Besides reversing the forced arbitration rule, Trump officials in the Centers for Medicare and Medicaid Services (CMS) let nursing homes self-police their staffing levels. They decided to change that practice after reporters took not only the facility claims but matched them against payroll data to show that homes too often fibbed about personnel, especially all-important nurses, that they had on duty — relying, instead, on family members during weekends to care for residents’ needs.

CMS locked down facilities in belated fashion as the pandemic worsened, slashing inspections, too, at a time when critics say basic and better infection control practices would have saved residents lives. The agency, by the way, also eliminated under the Trump Administration the plan to require facilities to have infection control expertise on staff.

The estimates vary and likely are under counted. But officials estimate that the coronavirus killed at least 186,000 residents and staff at nursing homes and other long-term facilities and infected roughly 1.3 million of them. Deaths in the facilities represent roughly a third of the nation’s total. That toll plummeted as the Biden Administration rolled out nationwide vaccination campaigns.

But owners and operators of facilities had declined to require their health workers to get vaccinated, fearing they would lose them to other employers. This has helped to foster a slow rise anew in coronavirus cases, hospitalizations, and deaths in the facilities, which only now are beginning to mandate shots for health workers.

In my practice, I see not only the harms that patients suffer while seeking medical services, but also the damage that can be inflicted on them and their loved ones by neglect and abuse in nursing homes and other long-term care facilities.

The pandemic became a deadly way for the public to see the many unacceptable ways that nursing home owners and operators pursued profits at the expense of residents and their loved ones.
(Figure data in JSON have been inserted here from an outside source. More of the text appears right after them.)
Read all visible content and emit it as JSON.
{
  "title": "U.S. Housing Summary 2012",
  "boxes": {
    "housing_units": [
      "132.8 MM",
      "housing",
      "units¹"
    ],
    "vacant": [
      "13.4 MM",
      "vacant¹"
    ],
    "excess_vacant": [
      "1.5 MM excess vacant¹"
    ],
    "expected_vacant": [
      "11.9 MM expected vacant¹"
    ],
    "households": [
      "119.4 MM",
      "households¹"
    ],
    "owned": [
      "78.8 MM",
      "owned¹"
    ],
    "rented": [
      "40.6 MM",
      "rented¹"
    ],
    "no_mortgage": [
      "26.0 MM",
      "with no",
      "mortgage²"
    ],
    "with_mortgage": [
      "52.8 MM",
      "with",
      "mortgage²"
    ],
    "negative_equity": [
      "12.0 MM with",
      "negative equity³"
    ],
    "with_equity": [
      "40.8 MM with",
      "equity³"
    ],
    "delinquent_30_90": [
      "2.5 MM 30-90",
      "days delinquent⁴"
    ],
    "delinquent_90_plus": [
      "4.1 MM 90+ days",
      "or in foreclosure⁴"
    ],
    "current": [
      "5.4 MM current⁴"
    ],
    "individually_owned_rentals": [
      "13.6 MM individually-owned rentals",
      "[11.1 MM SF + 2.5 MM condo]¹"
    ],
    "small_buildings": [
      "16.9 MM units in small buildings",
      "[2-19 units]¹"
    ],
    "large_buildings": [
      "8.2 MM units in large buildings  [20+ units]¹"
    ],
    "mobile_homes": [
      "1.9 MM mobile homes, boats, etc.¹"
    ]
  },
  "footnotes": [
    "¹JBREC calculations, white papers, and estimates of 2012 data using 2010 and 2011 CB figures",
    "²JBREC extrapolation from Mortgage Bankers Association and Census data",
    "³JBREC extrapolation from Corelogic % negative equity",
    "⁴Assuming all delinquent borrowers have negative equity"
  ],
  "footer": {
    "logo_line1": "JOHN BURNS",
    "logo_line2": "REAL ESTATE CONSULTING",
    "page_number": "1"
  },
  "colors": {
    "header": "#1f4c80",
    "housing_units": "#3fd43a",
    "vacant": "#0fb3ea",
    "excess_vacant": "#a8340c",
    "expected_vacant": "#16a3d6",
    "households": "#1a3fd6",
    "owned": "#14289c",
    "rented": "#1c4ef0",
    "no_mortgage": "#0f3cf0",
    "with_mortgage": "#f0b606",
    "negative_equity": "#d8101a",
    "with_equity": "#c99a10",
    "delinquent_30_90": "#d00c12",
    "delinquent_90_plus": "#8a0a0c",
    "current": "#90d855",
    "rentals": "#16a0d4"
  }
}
The industry claims it did the best it could under tough, unforeseen circumstance. But even as taxpayers have dumped billions of dollars to shore up the needed facilities, where is the accountability for the debacle that occurred with them?

Critics love to slam malpractice lawyers and the civil justice system. But many nursing home residents and their families, struggling still with the consequences of the pandemic, are thinking hard if their best recourse may be lawsuits to seek justice for wrongs done to them.
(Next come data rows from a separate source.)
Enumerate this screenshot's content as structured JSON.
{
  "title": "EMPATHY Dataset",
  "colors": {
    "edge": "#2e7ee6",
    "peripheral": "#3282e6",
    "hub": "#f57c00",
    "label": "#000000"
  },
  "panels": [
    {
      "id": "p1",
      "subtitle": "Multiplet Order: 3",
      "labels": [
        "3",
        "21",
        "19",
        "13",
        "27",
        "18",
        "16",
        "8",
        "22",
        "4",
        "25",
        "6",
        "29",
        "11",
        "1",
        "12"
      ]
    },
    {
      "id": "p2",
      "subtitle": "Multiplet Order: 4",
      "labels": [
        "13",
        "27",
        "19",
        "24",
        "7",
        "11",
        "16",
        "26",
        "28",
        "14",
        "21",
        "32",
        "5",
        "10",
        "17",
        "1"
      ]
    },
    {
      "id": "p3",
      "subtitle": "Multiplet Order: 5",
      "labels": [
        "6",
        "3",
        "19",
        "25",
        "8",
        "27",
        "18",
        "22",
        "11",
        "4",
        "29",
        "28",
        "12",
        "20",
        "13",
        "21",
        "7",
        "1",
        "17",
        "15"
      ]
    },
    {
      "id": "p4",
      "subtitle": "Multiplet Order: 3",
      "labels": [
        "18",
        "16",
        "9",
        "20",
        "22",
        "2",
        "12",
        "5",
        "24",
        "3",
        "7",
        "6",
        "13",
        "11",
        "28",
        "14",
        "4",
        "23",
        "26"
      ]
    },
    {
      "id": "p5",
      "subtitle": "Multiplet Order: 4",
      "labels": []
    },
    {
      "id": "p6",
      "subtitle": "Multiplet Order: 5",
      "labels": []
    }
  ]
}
As the nation grays rapidly, the issue of long-term care will become an even greater concern, the Democratic senators have said. Nursing home care, just to remind, is expensive, with the median cost of a private, single-room in a facility running $102,200 annually. But homes and other long-term care facilities serve only a slice of those in need.
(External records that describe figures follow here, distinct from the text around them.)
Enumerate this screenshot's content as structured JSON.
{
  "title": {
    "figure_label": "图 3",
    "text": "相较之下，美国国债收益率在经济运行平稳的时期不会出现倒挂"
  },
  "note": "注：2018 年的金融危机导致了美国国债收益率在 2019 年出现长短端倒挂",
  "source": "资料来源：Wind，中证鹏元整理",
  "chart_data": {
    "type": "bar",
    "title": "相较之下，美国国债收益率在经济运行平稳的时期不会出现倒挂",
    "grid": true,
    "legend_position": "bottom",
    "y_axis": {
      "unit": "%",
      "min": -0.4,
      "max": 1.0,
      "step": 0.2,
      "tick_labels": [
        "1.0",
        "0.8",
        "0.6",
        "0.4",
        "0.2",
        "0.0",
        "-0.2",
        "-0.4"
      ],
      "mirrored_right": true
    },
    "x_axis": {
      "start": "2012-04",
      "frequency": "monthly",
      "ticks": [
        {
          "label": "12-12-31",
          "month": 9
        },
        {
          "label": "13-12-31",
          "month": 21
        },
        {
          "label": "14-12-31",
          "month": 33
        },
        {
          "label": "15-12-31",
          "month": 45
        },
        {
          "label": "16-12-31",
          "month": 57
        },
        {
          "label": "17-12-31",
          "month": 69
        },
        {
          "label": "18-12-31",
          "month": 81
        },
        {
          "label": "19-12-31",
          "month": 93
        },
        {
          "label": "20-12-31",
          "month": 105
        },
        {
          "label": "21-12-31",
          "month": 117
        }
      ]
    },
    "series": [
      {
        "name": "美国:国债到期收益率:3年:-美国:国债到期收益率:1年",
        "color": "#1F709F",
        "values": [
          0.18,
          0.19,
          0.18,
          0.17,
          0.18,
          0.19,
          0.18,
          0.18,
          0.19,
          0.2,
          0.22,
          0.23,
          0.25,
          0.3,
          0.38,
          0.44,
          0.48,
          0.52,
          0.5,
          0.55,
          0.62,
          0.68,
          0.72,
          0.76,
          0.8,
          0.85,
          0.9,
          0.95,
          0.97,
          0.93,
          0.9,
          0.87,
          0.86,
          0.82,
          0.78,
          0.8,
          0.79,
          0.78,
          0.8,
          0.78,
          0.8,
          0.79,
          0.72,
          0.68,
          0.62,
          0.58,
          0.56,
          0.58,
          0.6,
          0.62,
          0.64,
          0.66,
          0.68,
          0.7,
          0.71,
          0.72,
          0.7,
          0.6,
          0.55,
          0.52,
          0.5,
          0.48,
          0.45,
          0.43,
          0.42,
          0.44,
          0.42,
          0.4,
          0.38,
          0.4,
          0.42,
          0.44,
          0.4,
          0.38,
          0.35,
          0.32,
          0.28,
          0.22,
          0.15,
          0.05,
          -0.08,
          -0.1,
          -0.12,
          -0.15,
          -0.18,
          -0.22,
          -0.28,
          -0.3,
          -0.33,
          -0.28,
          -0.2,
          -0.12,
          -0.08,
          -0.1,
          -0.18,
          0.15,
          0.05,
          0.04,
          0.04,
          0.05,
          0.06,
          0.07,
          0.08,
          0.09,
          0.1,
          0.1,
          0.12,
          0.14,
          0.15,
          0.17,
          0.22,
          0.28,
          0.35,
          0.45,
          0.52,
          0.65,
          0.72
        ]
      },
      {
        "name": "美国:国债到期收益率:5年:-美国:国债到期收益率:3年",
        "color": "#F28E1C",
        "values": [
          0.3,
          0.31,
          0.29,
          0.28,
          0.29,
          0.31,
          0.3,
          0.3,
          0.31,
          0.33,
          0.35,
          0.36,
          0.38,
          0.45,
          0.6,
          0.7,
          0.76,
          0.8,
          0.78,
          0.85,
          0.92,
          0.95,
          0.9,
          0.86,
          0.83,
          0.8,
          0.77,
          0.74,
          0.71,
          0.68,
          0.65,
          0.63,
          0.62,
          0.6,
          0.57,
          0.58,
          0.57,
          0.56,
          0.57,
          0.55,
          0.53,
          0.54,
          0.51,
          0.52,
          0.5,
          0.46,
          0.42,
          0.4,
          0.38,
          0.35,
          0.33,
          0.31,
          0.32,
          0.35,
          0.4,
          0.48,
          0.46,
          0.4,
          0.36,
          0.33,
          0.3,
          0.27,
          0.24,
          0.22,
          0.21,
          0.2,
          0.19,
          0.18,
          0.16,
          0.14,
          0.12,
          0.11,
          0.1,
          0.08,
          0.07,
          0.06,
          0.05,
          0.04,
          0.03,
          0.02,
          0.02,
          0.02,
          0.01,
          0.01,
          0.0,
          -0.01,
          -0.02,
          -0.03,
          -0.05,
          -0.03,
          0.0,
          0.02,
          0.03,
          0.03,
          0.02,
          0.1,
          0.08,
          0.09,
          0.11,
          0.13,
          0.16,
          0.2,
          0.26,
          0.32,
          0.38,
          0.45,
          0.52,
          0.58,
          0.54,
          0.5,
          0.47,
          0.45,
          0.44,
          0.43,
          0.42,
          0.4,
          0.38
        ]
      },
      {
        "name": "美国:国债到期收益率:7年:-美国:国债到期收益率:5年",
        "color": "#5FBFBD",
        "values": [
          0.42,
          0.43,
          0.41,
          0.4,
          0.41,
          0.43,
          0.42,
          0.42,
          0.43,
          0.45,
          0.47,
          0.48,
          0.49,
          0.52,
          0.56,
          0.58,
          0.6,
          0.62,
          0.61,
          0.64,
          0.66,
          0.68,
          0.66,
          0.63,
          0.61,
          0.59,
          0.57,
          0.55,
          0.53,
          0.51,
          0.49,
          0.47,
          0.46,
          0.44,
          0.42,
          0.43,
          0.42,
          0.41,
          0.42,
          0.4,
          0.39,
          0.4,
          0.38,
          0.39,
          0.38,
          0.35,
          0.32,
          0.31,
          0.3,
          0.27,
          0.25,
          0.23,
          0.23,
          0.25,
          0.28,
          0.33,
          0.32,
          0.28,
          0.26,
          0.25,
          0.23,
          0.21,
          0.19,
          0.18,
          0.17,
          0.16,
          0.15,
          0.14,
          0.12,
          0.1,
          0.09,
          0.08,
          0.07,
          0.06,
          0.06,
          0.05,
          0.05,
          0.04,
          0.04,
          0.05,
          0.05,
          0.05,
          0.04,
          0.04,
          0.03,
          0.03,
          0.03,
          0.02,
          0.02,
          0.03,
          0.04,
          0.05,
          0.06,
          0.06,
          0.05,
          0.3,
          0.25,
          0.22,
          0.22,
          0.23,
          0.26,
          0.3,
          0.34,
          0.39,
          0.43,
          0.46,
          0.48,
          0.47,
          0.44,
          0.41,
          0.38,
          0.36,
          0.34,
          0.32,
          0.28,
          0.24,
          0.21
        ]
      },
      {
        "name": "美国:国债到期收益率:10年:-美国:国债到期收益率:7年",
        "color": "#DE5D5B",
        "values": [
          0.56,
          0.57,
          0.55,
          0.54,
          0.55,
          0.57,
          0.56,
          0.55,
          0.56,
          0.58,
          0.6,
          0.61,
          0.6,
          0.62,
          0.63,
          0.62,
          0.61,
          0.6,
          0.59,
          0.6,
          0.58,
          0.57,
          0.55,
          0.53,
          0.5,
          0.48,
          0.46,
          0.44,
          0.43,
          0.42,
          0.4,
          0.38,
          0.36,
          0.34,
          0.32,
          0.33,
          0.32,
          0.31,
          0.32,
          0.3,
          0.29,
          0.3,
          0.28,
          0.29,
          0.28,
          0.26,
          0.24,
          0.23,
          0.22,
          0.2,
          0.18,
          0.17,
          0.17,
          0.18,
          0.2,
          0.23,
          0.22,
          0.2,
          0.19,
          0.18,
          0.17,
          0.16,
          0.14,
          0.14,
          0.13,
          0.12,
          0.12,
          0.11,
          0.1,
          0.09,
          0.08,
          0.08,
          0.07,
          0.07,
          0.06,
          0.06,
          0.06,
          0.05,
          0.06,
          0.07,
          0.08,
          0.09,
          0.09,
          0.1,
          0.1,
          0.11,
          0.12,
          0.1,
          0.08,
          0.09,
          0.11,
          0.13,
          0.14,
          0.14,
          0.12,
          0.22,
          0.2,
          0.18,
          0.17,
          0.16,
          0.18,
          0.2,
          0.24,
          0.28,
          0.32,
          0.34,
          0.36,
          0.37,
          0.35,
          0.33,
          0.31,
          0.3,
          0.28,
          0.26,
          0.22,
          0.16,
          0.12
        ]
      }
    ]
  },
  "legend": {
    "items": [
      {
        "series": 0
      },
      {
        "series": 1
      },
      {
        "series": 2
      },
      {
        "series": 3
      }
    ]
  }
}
The Biden Administration and congressional Democrats have proposed hundreds of billions of dollars in new assistance to the elderly, ill, and injured for home care. The figures, advocates say, are too small still. They may represent a growing alternative to pricey and sketchy institutional care.

The Wyden-Casey bill also would try to boost another long-term alternative — smaller nursing homes modeled after the Green House campuses that advocates say offer better, safer, more compassionate, and less costly care than sprawling facilities with hundreds of residents in forbidding, ward-like settings.

We’ll have to see what happens to not only the home care, nursing home, but also a host of other health-related proposals Democrats and Republicans will tussle over in the days ahead. The needs are great, and we have much work to do to vastly improve the lives of the elderly, sick, and injured who need significant, sustained care.

DISCLAIMER: Because of the generality of this update, the information provided herein may not be applicable in all situations and should not be acted upon without specific legal advice based on particular situations.